Inwieweit haben das Feedback bzw. die Anforderungen der Zahntechniker die Entwicklung von ceraMotion One Touch beeinflusst?
Quémard: Unser Ziel war, eine Keramik von Zahntechnikern für Zahntechniker zu entwickeln. Dafür war die Zusammenarbeit mit Pilotanwendern unerlässlich. Zahntechniker aus ganz Europa haben ihre Erfahrungen und Wünsche eingebracht. Sie haben die Keramikmassen immer wieder unter realen Laborbedingungen getestet und uns Rückmeldungen gegeben. Mit ihrem direkten „Urteil“ stellten sie uns Aufgaben, die es zu erfüllen galt. Es war wie ein ständiger Dialog, in dem sie uns sagen konnten, wo Hürden und Fallstricke im täglichen Einsatz liegen. Diese Zusammenarbeit ermöglichte es uns, nicht an tatsächlichen Bedürfnissen vorbei zu entwickeln, sondern gemeinsam Lösungen zu finden. Letztlich führte die enge Interaktion dazu, dass ceraMotion One Touch heute genau das leistet, was im zahntechnischen Alltag benötigt wird.
Können Sie einen kurzen Einblick in die Werkstoffkunde der pastösen Keramiken geben? Was ist das Besondere und wie profitieren die Keramiker davon?

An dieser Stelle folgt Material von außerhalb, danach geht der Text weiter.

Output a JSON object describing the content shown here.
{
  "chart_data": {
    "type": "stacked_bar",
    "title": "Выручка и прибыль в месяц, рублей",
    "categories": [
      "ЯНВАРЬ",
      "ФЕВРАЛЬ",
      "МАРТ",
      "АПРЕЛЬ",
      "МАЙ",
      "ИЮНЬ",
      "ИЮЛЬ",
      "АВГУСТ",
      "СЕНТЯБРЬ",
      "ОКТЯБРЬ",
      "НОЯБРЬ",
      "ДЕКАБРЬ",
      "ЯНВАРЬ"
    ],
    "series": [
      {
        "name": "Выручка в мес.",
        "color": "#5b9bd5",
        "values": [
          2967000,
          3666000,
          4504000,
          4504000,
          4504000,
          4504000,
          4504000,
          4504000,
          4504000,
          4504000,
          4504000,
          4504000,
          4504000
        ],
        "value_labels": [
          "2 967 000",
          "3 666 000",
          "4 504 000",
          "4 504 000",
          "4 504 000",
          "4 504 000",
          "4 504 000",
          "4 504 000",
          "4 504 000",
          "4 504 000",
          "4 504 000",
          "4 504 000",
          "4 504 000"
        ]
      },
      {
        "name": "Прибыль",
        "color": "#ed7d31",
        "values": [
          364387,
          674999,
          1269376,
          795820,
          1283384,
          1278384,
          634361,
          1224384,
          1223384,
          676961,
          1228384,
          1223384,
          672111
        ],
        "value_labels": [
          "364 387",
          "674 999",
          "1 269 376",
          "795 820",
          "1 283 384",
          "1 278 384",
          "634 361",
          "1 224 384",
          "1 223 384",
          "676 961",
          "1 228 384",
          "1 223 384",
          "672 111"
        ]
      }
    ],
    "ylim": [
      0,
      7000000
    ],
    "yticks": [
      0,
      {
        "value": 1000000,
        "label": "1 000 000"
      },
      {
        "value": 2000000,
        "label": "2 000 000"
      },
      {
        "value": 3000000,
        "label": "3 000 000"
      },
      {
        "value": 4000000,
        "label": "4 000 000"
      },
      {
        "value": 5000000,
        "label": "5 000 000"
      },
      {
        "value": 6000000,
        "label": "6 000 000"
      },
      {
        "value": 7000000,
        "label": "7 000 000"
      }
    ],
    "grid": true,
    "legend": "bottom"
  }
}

Quémard: Die Keramikpasten werden aus Glasfritten hergestellt, die man durch das Aufschmelzen einer Mischung verschiedener Keramikoxide bei 1500 °C gewinnt. Mit hochtechnologischen Verfahren wie der Thermokoloration und dem Mahlen der Fritten mittels Luftdüsentechnik entsteht das Produkt. Bei der Entwicklung von ceraMotion One Touch haben wir verschiedene Herstellungsparameter optimiert: die thermodynamische Analyse der Phasentrennung während der Glasschmelze, die Rolle der Abkühlrate des Glases, das Auflösungsverhalten von Trübungsmitteln etc. Hervorzuheben ist auch die Entwicklung eines Gels, das die Viskosität verbessert und ceraMotion One Touch zur ersten Verblendkeramik in Pastenform werden ließ. Die Inhaltsstoffe für die Keramik sind hochreine synthetische Oxide, die in der Mikrostruktur verteilt sind. Wir haben eine strenge Auswahl getroffen und nur beste Rohstoffe verwendet. Die Gefahr von Verunreinigungen, wie sie bei Feldspatkeramiken gelegentlich auftreten, ist somit ausgeschlossen. Mit den 2D- und 3D-Pasten lassen sich im Laboralltag vergleichsweise einfach natürliche Oberflächeneffekte reproduzieren sowie Form und Farbe einer Restauration anpassen. Durch das Mischen der 2D- und 3D-Pasten in beliebigem Verhältnis hat der Anwender die Freiheit, eine eigene Farbpalette zu kreieren. In Kombination mit den ceraMotion Stains Universal eröffnen sich unendliche Farbmöglichkeiten. Die feine Korngröße in Verbindung mit ihrer Transluzenz verbessert die Farbanpassung der Restauration, während durch die hohe Brennstabilität die Morphologie zuverlässig erhalten bleibt. Die thixotropen Eigenschaften der Pasten ermöglichen eine präzise Formgebung, z. B. im Inzisal- und Okklusalbereich oder bei approximalen Kontaktflächen. Kurz gesagt, ceraMotion One Touch gibt Zahntechnikern Tag für Tag die Sicherheit, ihre Arbeit präzise auszuführen und konstant gute Ergebnisse zu erzielen.